Eine Gruppe von Prüflingen, die aus Sorge vor Nachteilen in ihrer weiteren Juristenausbildung anonym bleiben möchte, kritisierte das Vorgehen des Landes gegenüber LTO: Sie halten es für "unverantwortlich und auch unfair, die Entscheidung, ob eine Teilnahme an der Prüfung ohne Gefahr möglich ist, auf die Prüflinge abzuwälzen." Die Entscheidung betreffe ja nicht nur die eigene Gesundheit, sondern auch die vieler anderer. Außerdem müsse und könne nur das Prüfungsamt feststellen, "ob ein hinreichend sicherer Prüfungsablauf gewährleistet werden kann", sagen sie.

Auf LTO-Anfrage betonte ein Sprecher des hessischen Landesjustizministeriums, dass man sich die Entscheidung gut überlegt habe: "Natürlich hätten wir es uns einfacher machen und die Prüfungen wie viele andere Bundesländer verlegen können. Wir glauben aber, dass die Kandidatinnen und Kandidaten ein berechtigtes Interesse daran haben, ihre Ausbildung möglichst ohne Zeitverlust fortsetzen zu können." So mancher Kandidat sei sogar "ausgesprochen dankbar" für diese Möglichkeit gewesen und habe das Prüfungsamt für seine "Standhaftigkeit" gelobt.

Auch die hessische Landesjustizministerin selbst nahm gegenüber LTO Stellung zu den Vorwürfen: "Für uns war es das erklärte Ziel, den jungen Menschen den Einstieg in den Beruf zum geplanten Zeitpunkt zu ermöglichen und damit finanzielle Nachteile abzuwenden", sagte Eva Kühne-Hörmann. Sie spricht von einem "Privileg", das die Kandidaten des Zweiten Examens gehabt und das die Kandidaten des Ersten Examens bald noch hätten, und machte klar, dass "sämtliche Vorkehrungen zum Gesundheitsschutz bei diesem Angebot an die Prüflinge" beachtet würden.

Wer den Mindestabstand nicht einhält, fällt durch – zumindest theoretisch

Die Prüflingsgruppe, die sich an LTO wandte, kritisierte zudem, dass das Land angesichts der aktuellen Situation verschärfte Regelungen für die mündliche Prüfung geschaffen habe. Tatsächlich machte Hessen bekannt: "Sollten einzelne Kandidatinnen und Kandidaten wiederholt den jederzeit zu allen anderen Personen einzuhaltenden Mindestabstand von 1,50 Metern unterschreiten, so kann das Justizprüfungsamt dies [...] als erheblichen Verstoß gegen die Ordnung des Prüfungsverfahrens werten und die davon betroffene Prüfungsleistung mit der Note 'ungenügend' bewerten."
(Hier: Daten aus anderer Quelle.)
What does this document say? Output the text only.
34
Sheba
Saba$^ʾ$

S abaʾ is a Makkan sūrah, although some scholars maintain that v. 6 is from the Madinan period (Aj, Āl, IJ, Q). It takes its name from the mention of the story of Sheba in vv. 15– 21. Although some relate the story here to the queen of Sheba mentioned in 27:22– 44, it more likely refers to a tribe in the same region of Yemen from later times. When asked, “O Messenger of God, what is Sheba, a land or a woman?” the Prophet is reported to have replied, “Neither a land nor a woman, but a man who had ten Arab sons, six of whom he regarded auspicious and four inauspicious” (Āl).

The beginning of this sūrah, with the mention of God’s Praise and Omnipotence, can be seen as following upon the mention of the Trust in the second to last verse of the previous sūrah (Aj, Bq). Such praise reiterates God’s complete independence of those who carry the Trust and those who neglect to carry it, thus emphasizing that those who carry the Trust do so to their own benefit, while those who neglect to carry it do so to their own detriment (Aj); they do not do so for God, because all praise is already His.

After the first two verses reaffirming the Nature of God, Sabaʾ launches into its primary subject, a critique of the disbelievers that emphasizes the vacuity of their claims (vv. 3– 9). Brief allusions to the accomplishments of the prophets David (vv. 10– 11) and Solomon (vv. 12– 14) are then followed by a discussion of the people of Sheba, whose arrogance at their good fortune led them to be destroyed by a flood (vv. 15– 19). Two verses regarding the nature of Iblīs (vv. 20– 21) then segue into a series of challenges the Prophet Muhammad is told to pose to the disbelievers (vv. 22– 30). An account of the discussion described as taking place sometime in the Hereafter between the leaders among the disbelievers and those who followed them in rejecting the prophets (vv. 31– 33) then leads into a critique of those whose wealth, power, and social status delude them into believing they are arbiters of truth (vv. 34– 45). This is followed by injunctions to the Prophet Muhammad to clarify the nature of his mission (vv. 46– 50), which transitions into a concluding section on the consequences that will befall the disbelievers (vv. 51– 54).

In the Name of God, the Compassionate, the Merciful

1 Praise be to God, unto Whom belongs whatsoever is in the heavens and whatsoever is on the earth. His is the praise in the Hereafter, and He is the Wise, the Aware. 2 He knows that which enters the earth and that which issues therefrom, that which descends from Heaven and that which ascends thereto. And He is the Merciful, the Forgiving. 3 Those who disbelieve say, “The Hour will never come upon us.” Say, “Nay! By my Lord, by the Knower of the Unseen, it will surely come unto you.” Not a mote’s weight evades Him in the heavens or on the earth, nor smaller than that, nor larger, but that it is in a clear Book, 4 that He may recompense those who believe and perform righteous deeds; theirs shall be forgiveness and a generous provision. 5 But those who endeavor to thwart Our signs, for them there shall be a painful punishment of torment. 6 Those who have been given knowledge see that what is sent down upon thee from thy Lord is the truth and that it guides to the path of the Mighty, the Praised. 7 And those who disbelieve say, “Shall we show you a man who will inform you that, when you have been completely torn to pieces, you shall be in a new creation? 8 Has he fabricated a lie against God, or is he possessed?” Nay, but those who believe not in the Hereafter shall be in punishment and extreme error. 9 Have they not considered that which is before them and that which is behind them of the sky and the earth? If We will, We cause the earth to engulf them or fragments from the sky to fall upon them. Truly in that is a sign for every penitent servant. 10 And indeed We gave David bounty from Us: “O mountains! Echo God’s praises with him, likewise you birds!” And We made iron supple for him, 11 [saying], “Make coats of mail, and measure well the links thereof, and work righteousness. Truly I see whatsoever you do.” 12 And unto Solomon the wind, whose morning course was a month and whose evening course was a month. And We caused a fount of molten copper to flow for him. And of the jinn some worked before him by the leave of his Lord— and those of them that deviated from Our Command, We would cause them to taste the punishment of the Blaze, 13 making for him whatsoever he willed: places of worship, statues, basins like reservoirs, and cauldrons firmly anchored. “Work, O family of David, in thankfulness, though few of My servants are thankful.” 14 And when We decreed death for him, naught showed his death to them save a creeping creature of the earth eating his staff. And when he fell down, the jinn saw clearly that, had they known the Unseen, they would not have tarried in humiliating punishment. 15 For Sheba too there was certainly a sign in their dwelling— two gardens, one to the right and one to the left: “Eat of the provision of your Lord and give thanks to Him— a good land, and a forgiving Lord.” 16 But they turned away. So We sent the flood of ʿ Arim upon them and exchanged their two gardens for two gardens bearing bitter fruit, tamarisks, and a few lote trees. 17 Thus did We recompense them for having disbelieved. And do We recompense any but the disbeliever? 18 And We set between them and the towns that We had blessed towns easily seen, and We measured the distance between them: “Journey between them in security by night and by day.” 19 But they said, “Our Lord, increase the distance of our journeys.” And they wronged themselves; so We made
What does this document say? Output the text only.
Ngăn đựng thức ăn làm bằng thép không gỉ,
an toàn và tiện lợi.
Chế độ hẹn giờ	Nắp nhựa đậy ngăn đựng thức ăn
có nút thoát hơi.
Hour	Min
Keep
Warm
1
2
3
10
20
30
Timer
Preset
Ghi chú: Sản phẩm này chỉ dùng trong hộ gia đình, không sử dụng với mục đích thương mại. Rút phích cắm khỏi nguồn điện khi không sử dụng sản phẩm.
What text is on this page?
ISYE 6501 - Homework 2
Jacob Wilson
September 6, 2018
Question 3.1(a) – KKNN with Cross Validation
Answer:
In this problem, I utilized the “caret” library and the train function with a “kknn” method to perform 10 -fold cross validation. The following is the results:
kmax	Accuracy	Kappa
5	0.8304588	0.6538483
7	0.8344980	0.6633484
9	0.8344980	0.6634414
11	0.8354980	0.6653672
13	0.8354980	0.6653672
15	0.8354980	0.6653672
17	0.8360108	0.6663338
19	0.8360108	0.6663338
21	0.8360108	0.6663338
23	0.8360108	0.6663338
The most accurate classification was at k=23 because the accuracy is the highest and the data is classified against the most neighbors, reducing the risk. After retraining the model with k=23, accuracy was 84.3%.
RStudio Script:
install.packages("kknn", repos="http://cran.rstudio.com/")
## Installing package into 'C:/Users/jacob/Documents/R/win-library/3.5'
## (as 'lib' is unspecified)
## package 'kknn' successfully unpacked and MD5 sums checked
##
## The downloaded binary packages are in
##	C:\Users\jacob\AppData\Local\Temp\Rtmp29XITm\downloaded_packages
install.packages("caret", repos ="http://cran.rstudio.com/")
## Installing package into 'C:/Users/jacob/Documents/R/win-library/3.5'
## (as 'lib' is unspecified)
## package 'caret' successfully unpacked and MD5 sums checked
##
Der Ministeriumssprecher kommentierte dies auf LTO-Anfrage so, dass angesichts der besonderen Situationen auch besondere Maßnahmen ergriffen werden müssten. Die Regelung gehe auf Fälle zurück, in denen Kandidaten "den Abstand ersichtlich nicht einhielten und sich etwa nach der Prüfung in die Arme fielen oder sich in Gruppen ohne deutlichen Abstand aufhielten. Meines Wissens hat man deshalb aber noch niemanden wirklich durchfallen lassen, die Prüflinge agieren schon aus eigenem Interesse im Normalfall der Situation angemessen."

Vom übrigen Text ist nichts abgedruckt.